Devin dan Rayhan, yang menempati unggulan keempat, merasa sangat bersyukur atas pencapaian ini. Faathir menyatakan, "Alhamdulillah yang pasti senang dan bangga bisa masuk final perdana di BWF (World Tour) Super 300." Ia juga menambahkan, "Pastinya tidak mudah untuk bisa bangkit lagi, karena sebelumnya kami kalah terus di babak-babak awal."
Kekalahan Amalia dan Fadia di Semifinal
Sementara itu, langkah pasangan ganda putri Indonesia, Amalia Cahaya Pratiwi dan Siti Fadia Silva Ramadhanti, terhenti di semifinal. Mereka yang merupakan unggulan teratas, harus mengakui kekalahan dari pasangan muda non unggulan asal China, Fan Shu Tian Chen dan Jia Yue Liu, dengan skor 13-21 dan 7-21. Kekalahan ini mengejutkan banyak pihak, mengingat Amalia dan Fadia diharapkan dapat meraih gelar kedua mereka setelah sukses di Thailand Masters 2026.

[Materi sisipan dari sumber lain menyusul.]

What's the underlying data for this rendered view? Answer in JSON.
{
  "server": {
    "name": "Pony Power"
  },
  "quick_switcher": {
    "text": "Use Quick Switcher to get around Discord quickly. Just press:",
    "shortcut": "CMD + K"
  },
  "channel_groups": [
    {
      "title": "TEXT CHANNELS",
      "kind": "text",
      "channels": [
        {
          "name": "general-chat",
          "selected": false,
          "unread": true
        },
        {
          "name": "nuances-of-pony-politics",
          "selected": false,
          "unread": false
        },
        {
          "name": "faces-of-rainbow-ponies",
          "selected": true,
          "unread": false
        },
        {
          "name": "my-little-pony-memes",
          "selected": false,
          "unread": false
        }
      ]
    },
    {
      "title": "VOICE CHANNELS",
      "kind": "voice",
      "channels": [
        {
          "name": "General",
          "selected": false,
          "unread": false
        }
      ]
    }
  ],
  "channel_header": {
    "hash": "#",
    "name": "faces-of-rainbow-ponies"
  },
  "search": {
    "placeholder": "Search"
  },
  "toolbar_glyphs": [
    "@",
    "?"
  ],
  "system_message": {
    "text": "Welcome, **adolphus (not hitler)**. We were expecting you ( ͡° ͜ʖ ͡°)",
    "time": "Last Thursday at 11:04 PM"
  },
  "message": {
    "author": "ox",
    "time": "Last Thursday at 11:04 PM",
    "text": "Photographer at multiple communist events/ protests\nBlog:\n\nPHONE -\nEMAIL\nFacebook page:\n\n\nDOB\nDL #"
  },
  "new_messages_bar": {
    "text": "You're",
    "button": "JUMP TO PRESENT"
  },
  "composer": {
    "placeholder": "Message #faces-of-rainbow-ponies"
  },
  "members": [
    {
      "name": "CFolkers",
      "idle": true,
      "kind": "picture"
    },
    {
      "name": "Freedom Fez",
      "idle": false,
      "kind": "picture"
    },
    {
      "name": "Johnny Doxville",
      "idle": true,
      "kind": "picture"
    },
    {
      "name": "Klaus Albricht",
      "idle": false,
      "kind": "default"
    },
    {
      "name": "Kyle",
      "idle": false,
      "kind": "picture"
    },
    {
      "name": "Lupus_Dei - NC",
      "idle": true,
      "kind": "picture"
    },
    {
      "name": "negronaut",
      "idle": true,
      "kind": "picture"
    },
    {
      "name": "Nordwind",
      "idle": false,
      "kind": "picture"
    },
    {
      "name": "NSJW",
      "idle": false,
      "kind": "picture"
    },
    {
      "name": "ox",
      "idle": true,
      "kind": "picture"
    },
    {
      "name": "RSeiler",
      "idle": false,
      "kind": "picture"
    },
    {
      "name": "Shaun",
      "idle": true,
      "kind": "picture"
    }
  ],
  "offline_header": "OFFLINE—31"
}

Perjuangan Muhamad Yusuf yang Berhenti di Semifinal
Di sisi lain, pebulutangkis muda Indonesia, Muhamad Yusuf, juga harus mengakhiri perjuangannya di babak semifinal. Ia kalah dari pemain senior Thailand, Kantaphon Wangcharoen, dalam pertandingan yang berlangsung ketat dengan skor 20-22 dan 15-21. Pertandingan ini berlangsung di East Asian Games Dome, Macau, pada waktu yang sama. Kekalahan ini menjadi momen yang mengecewakan bagi Yusuf, yang sebelumnya berhasil menyingkirkan unggulan teratas asal Hong Kong, Angus Ng Ka Long.
Dengan hasil ini, Devin Artha Wahyudi dan Ali Faathir Rayhan menjadi satu-satunya harapan Indonesia untuk meraih gelar di Macau Open 2026.